Chicken breast is one of the best ways to get protein: relatively low-fat, low calorie and packed with the p-word.

Avoid the pre-packed rubbish from the supermarket that’s full of water and look for free-range and corn fed to get some real flavour. Better still, support your local butcher by buying from him.

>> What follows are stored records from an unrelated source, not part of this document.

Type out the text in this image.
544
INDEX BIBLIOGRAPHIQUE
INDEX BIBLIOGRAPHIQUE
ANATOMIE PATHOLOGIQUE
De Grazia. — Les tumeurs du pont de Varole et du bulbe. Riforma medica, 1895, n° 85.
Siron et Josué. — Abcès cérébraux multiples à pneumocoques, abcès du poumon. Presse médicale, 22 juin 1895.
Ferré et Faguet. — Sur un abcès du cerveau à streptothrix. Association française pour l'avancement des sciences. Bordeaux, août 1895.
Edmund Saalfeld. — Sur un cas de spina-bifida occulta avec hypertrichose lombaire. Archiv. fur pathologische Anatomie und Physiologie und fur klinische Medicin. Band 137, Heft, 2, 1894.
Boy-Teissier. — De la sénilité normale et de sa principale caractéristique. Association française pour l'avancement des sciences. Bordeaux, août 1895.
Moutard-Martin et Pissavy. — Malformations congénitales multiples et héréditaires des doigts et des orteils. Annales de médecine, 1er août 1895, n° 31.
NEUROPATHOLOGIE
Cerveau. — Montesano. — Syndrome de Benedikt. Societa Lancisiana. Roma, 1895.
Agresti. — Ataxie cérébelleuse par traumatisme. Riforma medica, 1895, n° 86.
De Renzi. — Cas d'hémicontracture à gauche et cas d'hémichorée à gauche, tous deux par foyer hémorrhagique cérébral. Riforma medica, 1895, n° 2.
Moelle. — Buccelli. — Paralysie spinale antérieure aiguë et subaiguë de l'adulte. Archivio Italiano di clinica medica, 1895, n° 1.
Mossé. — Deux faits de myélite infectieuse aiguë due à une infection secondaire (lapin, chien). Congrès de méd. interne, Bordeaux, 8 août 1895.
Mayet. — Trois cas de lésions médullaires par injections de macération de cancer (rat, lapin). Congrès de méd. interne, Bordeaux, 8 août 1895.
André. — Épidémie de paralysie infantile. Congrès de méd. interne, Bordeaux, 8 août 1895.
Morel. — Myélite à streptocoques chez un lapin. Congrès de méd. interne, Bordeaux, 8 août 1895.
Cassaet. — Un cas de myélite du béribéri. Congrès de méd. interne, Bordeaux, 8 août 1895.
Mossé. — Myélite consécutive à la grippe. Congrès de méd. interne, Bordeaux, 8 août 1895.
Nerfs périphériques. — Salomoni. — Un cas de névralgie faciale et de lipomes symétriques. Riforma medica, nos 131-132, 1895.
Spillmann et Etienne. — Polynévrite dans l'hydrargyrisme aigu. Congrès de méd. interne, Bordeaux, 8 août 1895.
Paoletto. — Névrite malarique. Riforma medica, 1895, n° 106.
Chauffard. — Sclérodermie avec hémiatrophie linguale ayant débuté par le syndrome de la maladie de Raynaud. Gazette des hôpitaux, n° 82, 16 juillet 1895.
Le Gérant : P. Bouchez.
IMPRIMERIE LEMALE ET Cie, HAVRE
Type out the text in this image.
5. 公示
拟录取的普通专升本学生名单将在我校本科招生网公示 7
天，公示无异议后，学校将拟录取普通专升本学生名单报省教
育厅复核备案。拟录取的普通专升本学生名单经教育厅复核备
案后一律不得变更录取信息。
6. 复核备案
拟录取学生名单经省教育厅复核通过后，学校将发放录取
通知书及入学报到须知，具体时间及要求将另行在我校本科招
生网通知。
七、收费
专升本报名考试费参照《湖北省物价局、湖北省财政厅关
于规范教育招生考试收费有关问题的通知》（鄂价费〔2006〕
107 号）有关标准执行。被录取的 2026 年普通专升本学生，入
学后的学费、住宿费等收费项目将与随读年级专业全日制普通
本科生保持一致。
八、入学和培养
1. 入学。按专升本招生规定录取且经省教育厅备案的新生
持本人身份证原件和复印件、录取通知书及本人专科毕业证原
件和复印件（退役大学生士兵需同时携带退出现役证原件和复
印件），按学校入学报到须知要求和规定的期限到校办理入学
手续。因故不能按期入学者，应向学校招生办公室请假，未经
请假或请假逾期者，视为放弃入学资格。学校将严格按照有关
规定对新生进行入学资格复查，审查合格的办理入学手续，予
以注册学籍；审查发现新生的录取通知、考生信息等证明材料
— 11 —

If you’re on a weight-loss programme, most will advocate you steam it. But that just makes it rubbery and tasteless. This Mediterranean-style dish takes seconds to knock up, is ready in 20 minutes, is packed with flavour and keeps the chicken moist.

Our kids love it too…

Ingredients
500g chicken breast (or four fillets)
Zest of one lemon
1 clove of garlic
1tsp oregano
1 tsp smoked paprika
1 tbsp extra-virgin olive oil.

Method
Pre-heat the oven to 200c
Grate the lemon zest into a baking tray
Crush the garlic and add to the tray along with the olive oil and spices. Stir to form a paste
Cut the chicken into strips and roll in the paste. Make sure they get good and covered. Add a little extra olive oil if needed.
Put in the oven for 15-20 minutes, turning half way.

If you’re using My Fitness Pal, you can link to the recipe here (you need to be logged in to view)

Greek-style spinach

spinach

Greek-style spinach… simple, tasty and ready in seconds. Boom! 

Some of you may know that I have some Greek roots. Not that I was born there or had Greeke parents, but I did grow up there.

We still visit a couple of times a year to see my mum and sister – and one of the first things we do is go to a Greek taverna and order a typical Greek meal. For me, it always has to include a side-dish or horta. 

What is it? Wild mountain greens (the literal translation is grass or weeds, but try getting the kids to eat that). What horta are available depends on the season but it can be dandelion leaves, poppy, nettles or beetroot leaves. All taste great and are packed with iron but when they get wild spinach, it’s the best.

In Greece, this is not cultivated stuff either. You’ll see black-clad giagiathes mourning grandmothers out in the fields or on mountains with a plastic bag routing around for them.

In England, spring cabbage (or spring greens) is the only thing you’ll find that’s close. But they can often be quite tough and take ages to cook, baby-leafy spinach is a good alternative but it tends to wilt quickly and retain no crunch at all, so I go for just regular, old spinach.

I’m almost embarrassed to list this as a recipe, but as a quick side, low on calories, full of fibre to fill you up and high in protein (yes, spinach is packed with the p-word), you can’t beat it. It goes well with my Mediterranean garlic and lemon chicken too.

Ingredients
A 500g bag of spinach
1 glove of garlic
2 tbsps olive oil
Squeeze of lemon juice

Method
Get a wide-based frying pan and pour in  half of the oil, put on a low-medium heat
Empty the bag of spinach into the pan, don’t worry if it piles high, it will soon wilt
Stir every so often for a couple of minutes
When wilted pour into a bowl, pour on the remainder of the olive oil and squeeze on the lemon

Serves 4, eat hot immediately or leave to cool. It will keep for a couple of days in the fridge.

If you’re using My Fitness Pal, you can link to the recipe here (you need to be logged in to view)

One-pot Mediterranean-style haddock and colourful vegetables

haddock in oven

This haddock dish is not only simple to make but full of good, colourful vegetables.

I love a one-pot dish, like my take on this Mediterranean-style fish dish with lots of colourful veggies. It’s something so simple to make, you can just bung everything in the oven at the same time and let the food do its work.

The key is not to overspice, but let the natural flavours kick in. I’ve done this when I’ve been skint using frozen fish and veg and it still tastes great. But if you can afford a nice piece of fish from a proper fishmongers and orgnic veg, so much the better.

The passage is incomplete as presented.